Jeanette Orrey, MBE (born 1956) is a British children's food campaigner and former school 'dinner lady' who in 2012 received the MBE for her services to food in schools.

==Life==
Orrey was the catering manager at St Peter's primary school in East Bridgford, Nottinghamshire for 14 years. In 2000, school dinner provision was deregulated from local authority control, at which point Orrey and St Peter's decided to change the school lunches to a menu of local food, cooked from scratch. Previously, as cook-supervisor at St Peter's, Orrey had been obliged to serve such things as 'free-flow mince' which she described as being 'probably from 11 different cows in 11 different countries', and various breaded shapes of processed meat including pork hippos, chicken teddies and Turkey Twizzlers.
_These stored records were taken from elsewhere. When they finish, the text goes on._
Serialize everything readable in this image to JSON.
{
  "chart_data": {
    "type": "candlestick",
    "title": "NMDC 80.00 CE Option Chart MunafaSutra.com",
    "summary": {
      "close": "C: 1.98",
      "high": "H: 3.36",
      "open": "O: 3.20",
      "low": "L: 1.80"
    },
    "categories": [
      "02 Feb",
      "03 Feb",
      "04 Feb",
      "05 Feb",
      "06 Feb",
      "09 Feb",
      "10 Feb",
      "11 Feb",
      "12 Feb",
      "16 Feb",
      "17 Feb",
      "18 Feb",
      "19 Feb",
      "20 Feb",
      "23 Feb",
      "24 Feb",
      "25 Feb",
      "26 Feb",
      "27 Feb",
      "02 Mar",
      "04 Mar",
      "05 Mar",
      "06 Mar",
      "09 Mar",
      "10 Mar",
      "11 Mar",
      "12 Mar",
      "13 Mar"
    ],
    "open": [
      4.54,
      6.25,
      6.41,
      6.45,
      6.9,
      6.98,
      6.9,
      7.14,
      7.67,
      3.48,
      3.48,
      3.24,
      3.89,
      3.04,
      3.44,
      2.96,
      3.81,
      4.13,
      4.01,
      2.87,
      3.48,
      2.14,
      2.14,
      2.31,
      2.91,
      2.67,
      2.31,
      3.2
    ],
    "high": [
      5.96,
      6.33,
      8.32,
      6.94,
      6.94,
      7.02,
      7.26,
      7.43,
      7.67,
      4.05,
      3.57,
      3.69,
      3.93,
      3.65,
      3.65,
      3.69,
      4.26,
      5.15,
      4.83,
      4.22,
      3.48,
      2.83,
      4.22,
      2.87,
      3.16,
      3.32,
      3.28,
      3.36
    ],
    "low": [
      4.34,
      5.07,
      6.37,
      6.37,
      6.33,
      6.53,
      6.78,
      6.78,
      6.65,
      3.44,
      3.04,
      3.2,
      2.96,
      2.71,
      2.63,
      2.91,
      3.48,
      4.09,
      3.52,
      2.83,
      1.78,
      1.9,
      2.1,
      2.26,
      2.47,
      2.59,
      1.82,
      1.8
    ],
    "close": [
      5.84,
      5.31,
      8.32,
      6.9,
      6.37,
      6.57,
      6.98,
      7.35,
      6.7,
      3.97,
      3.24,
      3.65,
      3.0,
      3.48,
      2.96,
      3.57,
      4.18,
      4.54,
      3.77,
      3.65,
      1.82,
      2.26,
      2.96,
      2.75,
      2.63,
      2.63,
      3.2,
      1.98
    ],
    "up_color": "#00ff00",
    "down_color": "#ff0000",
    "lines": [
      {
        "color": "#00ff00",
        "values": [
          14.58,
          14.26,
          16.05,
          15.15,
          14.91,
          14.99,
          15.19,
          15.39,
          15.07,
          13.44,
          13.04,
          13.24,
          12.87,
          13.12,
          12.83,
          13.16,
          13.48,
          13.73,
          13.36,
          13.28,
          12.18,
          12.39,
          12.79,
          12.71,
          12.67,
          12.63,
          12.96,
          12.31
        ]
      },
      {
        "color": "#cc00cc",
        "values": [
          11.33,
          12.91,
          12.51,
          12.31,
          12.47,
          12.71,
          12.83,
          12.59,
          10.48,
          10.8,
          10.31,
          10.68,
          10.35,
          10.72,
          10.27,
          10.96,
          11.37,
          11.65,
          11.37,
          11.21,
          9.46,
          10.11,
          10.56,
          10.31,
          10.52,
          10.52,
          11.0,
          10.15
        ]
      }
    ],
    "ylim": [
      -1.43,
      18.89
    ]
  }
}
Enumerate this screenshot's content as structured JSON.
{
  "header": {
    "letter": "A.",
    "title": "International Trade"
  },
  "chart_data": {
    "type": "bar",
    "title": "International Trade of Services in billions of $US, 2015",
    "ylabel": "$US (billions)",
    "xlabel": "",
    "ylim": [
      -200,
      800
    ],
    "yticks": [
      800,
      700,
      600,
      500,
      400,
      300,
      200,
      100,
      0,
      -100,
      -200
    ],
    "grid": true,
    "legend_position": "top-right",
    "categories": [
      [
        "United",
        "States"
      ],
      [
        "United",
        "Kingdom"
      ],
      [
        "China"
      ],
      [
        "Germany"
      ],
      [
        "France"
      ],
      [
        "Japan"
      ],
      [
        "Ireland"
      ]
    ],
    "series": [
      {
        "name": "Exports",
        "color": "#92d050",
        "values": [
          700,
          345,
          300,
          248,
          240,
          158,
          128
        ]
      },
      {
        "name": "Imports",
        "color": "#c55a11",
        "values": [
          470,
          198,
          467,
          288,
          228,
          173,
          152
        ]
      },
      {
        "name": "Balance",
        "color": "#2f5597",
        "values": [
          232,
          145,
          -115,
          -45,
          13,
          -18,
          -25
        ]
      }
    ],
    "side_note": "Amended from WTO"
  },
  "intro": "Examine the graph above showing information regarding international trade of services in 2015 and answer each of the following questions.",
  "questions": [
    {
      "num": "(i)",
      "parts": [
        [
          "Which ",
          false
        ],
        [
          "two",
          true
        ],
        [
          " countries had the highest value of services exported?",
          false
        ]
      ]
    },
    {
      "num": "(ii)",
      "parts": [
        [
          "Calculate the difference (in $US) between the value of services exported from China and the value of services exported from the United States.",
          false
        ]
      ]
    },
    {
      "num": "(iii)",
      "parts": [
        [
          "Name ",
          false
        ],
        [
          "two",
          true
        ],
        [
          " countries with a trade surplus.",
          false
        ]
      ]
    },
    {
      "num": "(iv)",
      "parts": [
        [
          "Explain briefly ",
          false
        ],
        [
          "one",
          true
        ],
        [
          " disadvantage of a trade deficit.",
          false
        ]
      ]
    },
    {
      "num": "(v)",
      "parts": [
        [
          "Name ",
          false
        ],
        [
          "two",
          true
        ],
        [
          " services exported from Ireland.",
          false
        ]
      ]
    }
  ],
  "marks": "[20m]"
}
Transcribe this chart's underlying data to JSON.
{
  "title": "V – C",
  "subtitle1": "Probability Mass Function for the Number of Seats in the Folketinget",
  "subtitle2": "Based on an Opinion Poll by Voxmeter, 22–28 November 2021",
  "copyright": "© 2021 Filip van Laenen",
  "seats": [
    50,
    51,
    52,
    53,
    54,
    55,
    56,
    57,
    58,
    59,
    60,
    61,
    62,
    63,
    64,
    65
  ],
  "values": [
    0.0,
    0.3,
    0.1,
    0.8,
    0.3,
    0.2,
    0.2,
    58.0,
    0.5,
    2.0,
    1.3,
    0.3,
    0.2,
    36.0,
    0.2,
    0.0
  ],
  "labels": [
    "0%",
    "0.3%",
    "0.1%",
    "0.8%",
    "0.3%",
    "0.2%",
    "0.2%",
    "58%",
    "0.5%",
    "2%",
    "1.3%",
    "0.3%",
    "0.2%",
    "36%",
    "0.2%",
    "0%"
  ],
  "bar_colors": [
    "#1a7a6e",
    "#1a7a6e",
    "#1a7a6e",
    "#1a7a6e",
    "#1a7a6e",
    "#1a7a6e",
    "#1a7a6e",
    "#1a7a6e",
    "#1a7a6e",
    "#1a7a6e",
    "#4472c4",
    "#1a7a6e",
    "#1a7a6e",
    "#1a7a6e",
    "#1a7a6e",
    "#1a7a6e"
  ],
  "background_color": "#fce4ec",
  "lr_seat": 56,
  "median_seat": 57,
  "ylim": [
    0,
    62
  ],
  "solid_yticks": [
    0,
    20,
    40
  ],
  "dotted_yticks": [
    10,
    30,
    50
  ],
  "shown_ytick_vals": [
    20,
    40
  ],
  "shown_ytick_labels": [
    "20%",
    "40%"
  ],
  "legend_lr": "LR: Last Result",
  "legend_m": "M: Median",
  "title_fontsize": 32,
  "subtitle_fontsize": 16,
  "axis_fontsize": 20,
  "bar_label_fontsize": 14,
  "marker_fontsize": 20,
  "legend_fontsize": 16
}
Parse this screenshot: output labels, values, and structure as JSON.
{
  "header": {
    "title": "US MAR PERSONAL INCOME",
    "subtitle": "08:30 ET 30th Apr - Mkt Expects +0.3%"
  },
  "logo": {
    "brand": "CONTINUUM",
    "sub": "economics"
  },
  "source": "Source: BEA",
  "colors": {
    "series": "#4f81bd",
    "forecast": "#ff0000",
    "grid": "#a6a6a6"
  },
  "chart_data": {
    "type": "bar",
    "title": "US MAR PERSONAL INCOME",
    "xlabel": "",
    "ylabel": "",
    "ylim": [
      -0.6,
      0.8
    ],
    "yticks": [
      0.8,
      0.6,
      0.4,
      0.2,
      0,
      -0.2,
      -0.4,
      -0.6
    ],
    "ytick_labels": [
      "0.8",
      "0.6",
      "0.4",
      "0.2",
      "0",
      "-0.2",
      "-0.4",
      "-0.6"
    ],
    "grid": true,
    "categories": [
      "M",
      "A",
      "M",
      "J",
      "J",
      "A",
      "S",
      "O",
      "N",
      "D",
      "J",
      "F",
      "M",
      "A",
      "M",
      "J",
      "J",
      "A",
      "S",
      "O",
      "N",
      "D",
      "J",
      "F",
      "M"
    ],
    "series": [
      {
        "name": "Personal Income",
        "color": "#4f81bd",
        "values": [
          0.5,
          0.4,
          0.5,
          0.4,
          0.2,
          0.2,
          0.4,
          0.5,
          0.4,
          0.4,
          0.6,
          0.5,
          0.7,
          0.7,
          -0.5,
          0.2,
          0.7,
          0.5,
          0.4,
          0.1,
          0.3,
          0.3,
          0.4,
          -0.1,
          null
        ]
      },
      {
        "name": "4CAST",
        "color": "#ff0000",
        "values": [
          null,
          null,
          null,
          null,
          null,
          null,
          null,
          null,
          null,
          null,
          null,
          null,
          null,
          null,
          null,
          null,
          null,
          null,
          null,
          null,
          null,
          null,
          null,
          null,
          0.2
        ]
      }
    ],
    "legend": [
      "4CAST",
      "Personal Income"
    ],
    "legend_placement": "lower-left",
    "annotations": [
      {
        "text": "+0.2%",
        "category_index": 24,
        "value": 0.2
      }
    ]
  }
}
Orrey's revised menu included healthier dishes such as vegetable crumble and homemade fishcakes, with organic milk and local pork from Gloucester Old Spot pigs; her approach to school food has been credited with inspiring Jamie Oliver's campaigning work on school meals. She found that by very gradually replacing the processed food with home-cooked meals, the children's tastes slowly changed and they became less fussy. When asked to explain the secret of her success at St Peter's, Orrey has said 'Children copy each other. Convince one child to eat curry and the rest will follow'. In 2003, Orrey co founded Food for Life, a programme in British schools aimed at encouraging school kitchens to cook meals from scratch as well as teaching children how to cook and grow food.

In 2005, Orrey, who had by now left school catering to work as a school meals consultant, published her first cookbook The Dinner Lady (Bantam). The same year, Orrey set up a two-day training course for school caterers based at Ashlyns Organic Farm in Essex.

Orrey is currently School Meals Policy Advisor to the Soil Association.
She co-chairs the School Food Plan Alliance.